Dear all

I am very new to this so apologies in advance..

I am trying to teach myself the basics of R and bioinformatics and would like to attempt some analysis of TCGA data

I have downloaded the RNA-seq data from the LUAD TCGA data set using the 'HTSeq-Counts' link from this page:

I would like just do a simple correlation of expression of gene y with gene z

I then want to perform Kaplan-Meier analysis of overall survival after dividing patients into high and low expression of gene y (using the median to split the cohorts)

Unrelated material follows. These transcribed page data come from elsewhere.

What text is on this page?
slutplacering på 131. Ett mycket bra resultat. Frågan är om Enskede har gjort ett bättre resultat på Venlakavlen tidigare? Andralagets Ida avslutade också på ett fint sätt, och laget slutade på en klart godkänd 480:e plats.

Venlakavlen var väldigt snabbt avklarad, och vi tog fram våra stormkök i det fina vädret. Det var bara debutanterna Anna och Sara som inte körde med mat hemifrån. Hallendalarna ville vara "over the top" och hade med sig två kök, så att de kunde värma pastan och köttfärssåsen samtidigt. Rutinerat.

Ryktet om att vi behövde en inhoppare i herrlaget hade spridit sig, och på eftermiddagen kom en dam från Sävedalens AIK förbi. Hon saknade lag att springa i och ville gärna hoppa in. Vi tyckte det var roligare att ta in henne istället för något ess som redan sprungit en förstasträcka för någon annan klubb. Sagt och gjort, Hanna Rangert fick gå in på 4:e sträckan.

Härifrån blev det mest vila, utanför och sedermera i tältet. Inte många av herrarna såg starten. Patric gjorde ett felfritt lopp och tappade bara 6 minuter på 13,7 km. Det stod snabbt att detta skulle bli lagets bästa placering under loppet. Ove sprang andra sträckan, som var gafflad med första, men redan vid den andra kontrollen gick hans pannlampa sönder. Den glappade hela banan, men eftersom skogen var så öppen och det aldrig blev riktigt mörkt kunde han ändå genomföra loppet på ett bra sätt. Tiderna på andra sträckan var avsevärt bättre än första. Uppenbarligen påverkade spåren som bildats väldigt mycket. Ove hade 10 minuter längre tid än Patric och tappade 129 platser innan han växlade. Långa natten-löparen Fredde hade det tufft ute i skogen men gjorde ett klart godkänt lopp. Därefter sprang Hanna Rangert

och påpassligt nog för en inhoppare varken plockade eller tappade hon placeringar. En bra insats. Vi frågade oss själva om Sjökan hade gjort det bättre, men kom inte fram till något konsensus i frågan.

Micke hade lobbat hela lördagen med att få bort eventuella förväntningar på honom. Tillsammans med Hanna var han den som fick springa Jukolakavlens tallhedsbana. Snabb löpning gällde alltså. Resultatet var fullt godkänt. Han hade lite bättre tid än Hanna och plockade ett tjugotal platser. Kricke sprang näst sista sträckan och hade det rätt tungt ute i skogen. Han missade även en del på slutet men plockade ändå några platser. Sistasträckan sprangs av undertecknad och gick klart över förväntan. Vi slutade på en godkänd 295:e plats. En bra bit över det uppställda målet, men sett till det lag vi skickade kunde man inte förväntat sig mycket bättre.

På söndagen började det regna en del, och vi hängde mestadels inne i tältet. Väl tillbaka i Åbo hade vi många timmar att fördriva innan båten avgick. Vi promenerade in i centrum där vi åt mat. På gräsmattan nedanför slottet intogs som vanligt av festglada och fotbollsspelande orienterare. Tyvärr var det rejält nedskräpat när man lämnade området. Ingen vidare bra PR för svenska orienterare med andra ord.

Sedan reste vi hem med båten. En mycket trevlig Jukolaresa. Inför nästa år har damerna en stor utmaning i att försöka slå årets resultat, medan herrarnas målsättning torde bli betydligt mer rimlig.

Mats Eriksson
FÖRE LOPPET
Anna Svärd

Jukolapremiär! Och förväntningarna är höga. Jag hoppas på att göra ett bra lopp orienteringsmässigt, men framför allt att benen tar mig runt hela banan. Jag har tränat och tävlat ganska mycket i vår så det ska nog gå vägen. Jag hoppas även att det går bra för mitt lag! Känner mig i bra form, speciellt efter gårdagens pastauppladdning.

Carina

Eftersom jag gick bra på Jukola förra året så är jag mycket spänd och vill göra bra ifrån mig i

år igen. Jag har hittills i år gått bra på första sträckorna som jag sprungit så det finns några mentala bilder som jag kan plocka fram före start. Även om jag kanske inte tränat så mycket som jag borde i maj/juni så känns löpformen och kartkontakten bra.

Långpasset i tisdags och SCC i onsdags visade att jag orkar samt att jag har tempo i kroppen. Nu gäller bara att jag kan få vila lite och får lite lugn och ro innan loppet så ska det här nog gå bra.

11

My questions are about normalising the data, before I perform the analyses

1) The UCSC page explains that the data has been log(x+1) transformed. **I would like to know if the raw data was normalised for library size prior to log transformation? If not, is this necessary?**

I obtained the count matrix and back-transformed the counts ((2^x) - 1) and I then summed the total counts per sample and obtained different values per sample, which makes me assume that the counts were not corrected for library size

2) Finally, assuming that the data have not been normalised for library size (or distribution etc) what method would you suggest to normalise for my analysis. I understand I could just do TPM or could do TMM or another method such as that used by DESeq2

Thanks in advance for any help, I did try to find the answer to q1 elsewhere but couldn't

Hey Kevin

Huge thanks for this, appreciate it. I'll convert back as you've explained and then try using DESeq2 to normalising before analysis. Will have a go at your tutorial for survival...

p.s. after I messaged I did a bit more digging and noticed that Xena has 2 'versions' TCGA for download. One is the GDC version which I am using and another is, I guess, the 'legacy' data. The latter is RSEM normalised and then logged apparently.

https://xenabrowser.net/datapages/?cohort=TCGA%20Lung%20Adenocarcinoma%20(LUAD)&removeHub=https%3A%2F%2Fxena.treehouse.gi.ucsc.edu%3A443

Yes, you can also use the RSEM estimated counts for input to DESeq2 via tximport - I have done this many times with TCGA data. The DESeq2 Vignette goes over all of these options.